Reputation: 136267
I want to add a column _duplicate_list
which contains all of the duplicates. I can get the duplicates with a looping solution (which could probably be nicer).
What I cannot get to work easily is assigning the same list to a couple of elements.
import pandas as pd
import numpy as np
def example_df():
"""Create an example dataframe."""
country_names = ['Germany',
'France',
'Indonesia',
'Ireland',
'Spain',
'Vatican']
group = [1, 1, 0, 1, 1, 1]
df = pd.DataFrame({'country': country_names,
'group': group})
df = df[['country', 'group']]
return df
df = example_df()
df['_duplicate_list'] = np.empty((len(df), 0)).tolist()
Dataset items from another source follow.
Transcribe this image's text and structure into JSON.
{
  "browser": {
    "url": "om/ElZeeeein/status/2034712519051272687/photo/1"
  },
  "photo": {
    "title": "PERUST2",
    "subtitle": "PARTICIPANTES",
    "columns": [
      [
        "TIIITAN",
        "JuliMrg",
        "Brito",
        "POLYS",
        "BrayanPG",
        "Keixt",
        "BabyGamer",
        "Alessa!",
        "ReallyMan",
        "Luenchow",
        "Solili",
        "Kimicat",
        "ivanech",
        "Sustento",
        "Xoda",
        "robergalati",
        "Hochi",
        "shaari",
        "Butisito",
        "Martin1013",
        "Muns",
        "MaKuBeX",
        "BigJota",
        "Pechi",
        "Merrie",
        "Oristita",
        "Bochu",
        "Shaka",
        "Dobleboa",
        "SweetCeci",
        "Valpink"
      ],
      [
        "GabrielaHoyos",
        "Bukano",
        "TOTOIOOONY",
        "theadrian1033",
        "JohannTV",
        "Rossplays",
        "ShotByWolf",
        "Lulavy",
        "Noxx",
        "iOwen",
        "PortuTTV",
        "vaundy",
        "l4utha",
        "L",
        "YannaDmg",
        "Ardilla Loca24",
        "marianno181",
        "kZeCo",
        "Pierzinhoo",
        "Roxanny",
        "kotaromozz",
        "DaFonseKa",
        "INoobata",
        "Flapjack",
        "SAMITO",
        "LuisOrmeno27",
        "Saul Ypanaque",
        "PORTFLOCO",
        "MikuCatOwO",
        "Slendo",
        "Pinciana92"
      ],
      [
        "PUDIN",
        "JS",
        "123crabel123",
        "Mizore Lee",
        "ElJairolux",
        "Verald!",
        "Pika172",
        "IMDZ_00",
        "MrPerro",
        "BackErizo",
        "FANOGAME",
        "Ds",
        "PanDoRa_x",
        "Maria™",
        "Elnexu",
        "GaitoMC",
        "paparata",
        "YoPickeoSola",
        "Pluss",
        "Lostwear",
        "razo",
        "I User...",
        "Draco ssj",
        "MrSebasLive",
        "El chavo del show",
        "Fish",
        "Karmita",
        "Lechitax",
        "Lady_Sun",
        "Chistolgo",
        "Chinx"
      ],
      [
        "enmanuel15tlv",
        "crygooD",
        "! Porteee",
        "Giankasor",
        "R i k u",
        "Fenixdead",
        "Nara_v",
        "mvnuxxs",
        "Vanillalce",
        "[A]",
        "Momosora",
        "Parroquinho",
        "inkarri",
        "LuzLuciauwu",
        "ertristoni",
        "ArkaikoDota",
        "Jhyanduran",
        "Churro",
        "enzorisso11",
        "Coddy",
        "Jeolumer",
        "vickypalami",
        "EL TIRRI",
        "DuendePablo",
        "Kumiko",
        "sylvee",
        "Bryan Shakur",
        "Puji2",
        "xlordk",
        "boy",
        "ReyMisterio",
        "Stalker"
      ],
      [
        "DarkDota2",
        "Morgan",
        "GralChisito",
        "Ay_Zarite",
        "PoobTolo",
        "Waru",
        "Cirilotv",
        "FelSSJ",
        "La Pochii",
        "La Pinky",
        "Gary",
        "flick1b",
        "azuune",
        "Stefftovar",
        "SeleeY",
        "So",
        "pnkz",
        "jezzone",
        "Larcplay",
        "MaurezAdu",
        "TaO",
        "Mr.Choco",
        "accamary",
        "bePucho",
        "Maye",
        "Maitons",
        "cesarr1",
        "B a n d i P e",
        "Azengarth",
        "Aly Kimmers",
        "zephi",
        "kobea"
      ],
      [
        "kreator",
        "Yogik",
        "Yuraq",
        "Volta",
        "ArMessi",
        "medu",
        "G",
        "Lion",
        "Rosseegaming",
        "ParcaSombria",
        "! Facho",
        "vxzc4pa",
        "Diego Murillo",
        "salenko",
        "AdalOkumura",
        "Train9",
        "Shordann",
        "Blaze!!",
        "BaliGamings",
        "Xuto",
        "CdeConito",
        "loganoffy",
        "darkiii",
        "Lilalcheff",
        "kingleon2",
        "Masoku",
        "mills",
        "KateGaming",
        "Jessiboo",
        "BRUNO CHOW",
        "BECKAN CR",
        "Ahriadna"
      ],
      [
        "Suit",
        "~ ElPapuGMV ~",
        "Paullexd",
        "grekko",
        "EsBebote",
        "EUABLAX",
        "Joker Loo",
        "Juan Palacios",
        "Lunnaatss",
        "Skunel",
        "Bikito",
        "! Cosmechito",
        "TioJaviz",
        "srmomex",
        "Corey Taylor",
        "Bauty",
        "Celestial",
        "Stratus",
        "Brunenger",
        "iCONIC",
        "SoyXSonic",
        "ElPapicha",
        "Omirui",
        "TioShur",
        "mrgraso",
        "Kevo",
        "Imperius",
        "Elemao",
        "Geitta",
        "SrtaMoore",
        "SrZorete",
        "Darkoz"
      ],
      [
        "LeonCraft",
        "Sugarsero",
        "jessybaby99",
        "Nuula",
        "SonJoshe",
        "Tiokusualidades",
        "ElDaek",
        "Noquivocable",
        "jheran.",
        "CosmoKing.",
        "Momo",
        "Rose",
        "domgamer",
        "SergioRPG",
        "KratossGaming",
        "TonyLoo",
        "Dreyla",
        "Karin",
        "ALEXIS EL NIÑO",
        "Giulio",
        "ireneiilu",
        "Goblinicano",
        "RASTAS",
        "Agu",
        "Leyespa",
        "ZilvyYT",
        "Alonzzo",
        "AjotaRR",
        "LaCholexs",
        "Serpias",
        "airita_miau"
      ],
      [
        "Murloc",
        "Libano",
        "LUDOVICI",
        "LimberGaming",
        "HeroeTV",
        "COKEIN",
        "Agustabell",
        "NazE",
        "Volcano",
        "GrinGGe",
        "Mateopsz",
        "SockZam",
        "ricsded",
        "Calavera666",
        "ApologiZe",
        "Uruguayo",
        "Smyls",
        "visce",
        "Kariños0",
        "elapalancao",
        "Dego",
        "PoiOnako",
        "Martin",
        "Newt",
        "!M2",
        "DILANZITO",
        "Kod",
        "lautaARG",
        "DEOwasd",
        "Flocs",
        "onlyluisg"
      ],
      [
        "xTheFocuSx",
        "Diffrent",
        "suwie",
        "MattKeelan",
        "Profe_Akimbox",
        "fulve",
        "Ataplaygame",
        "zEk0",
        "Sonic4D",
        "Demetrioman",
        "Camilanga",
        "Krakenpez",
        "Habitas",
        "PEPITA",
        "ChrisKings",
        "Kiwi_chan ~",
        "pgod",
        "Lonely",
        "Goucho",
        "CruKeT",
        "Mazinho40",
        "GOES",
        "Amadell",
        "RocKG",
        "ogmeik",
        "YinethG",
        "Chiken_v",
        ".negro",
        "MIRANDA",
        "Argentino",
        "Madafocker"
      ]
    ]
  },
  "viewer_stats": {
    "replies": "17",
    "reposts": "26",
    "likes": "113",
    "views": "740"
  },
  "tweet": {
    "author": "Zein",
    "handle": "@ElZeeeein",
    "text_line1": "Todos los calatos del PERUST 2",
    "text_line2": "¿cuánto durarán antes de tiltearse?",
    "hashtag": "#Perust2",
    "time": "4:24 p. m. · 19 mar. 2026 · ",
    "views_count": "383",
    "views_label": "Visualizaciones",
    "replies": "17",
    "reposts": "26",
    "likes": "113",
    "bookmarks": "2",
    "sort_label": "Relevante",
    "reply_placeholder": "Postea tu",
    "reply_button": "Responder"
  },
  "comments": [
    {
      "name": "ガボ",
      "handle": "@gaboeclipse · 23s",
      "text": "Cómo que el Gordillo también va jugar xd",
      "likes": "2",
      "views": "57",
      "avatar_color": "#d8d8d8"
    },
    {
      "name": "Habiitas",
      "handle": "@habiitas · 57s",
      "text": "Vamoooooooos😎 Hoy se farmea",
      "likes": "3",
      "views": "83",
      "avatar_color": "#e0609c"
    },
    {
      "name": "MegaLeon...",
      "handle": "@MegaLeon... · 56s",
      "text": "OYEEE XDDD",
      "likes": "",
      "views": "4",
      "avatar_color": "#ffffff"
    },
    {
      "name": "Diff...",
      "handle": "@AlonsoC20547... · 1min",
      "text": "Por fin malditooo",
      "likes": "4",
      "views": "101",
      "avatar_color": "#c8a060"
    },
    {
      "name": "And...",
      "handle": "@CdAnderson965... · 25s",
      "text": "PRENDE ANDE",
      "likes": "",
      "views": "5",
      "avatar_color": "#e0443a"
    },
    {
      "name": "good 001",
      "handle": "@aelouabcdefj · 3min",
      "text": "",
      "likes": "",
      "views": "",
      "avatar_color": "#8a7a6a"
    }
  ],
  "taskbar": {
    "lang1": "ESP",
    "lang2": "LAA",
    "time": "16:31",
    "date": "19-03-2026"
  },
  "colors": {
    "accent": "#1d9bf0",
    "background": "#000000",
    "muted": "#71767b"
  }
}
# This needs to be changed
for group_val in df['group'].unique().tolist():
df.loc[df['group'] == group_val, ['_duplicate_list']] = df['country'][df['group'] == group_val].tolist()
actual output:
country group _duplicate_list
0 Germany 1 Germany
1 France 1 France
2 Indonesia 0 Indonesia
3 Ireland 1 Ireland
4 Spain 1 Spain
5 Vatican 1 Vatican
desired output
country group _duplicate_list
0 Germany 1 ['Germany', 'France', 'Ireland', 'Spain', 'Vatican']
1 France 1 ['Germany', 'France', 'Ireland', 'Spain', 'Vatican']
2 Indonesia 0 ['Indonesia']
3 Ireland 1 ['Germany', 'France', 'Ireland', 'Spain', 'Vatican']
4 Spain 1 ['Germany', 'France', 'Ireland', 'Spain', 'Vatican']
5 Vatican 1 ['Germany', 'France', 'Ireland', 'Spain', 'Vatican']
Upvotes: 0
Views: 80
Reputation: 210832
In [66]: df["_duplicate_list"] = \
df["group"].map(df.groupby("group")["country"].apply(list))
In [67]: df
Out[67]:
country group _duplicate_list
0 Germany 1 [Germany, France, Ireland, Spain, Va...
1 France 1 [Germany, France, Ireland, Spain, Va...
2 Indonesia 0 [Indonesia]
3 Ireland 1 [Germany, France, Ireland, Spain, Va...
4 Spain 1 [Germany, France, Ireland, Spain, Va...
5 Vatican 1 [Germany, France, Ireland, Spain, Va...
Upvotes: 3
Reputation: 3770
df['duplicate_list'] = df.apply(lambda x: df[df['group'] == x.group]['country'].tolist(), axis=1)
OR
df['duplicate_list'] = df.apply(lambda x: list(filter(None,np.where(df['group'] == x.group, df['country'],None))), axis=1)
Output
country group _duplicate_list \
0 Germany 1 Germany
1 France 1 France
2 Indonesia 0 Indonesia
3 Ireland 1 Ireland
4 Spain 1 Spain
5 Vatican 1 Vatican
duplicate_list
0 [Germany, France, Ireland, Spain, Vatican]
1 [Germany, France, Ireland, Spain, Vatican]
2 [Indonesia]
3 [Germany, France, Ireland, Spain, Vatican]
4 [Germany, France, Ireland, Spain, Vatican]
5 [Germany, France, Ireland, Spain, Vatican]
Upvotes: 0
Reputation: 25239
I think of transform
with unique
df['_duplicate_list'] = df.groupby('group').country.transform('unique')
Out[810]:
country group _duplicate_list
0 Germany 1 [Germany, France, Ireland, Spain, Vatican]
1 France 1 [Germany, France, Ireland, Spain, Vatican]
2 Indonesia 0 [Indonesia]
3 Ireland 1 [Germany, France, Ireland, Spain, Vatican]
4 Spain 1 [Germany, France, Ireland, Spain, Vatican]
5 Vatican 1 [Germany, France, Ireland, Spain, Vatican]
Upvotes: 2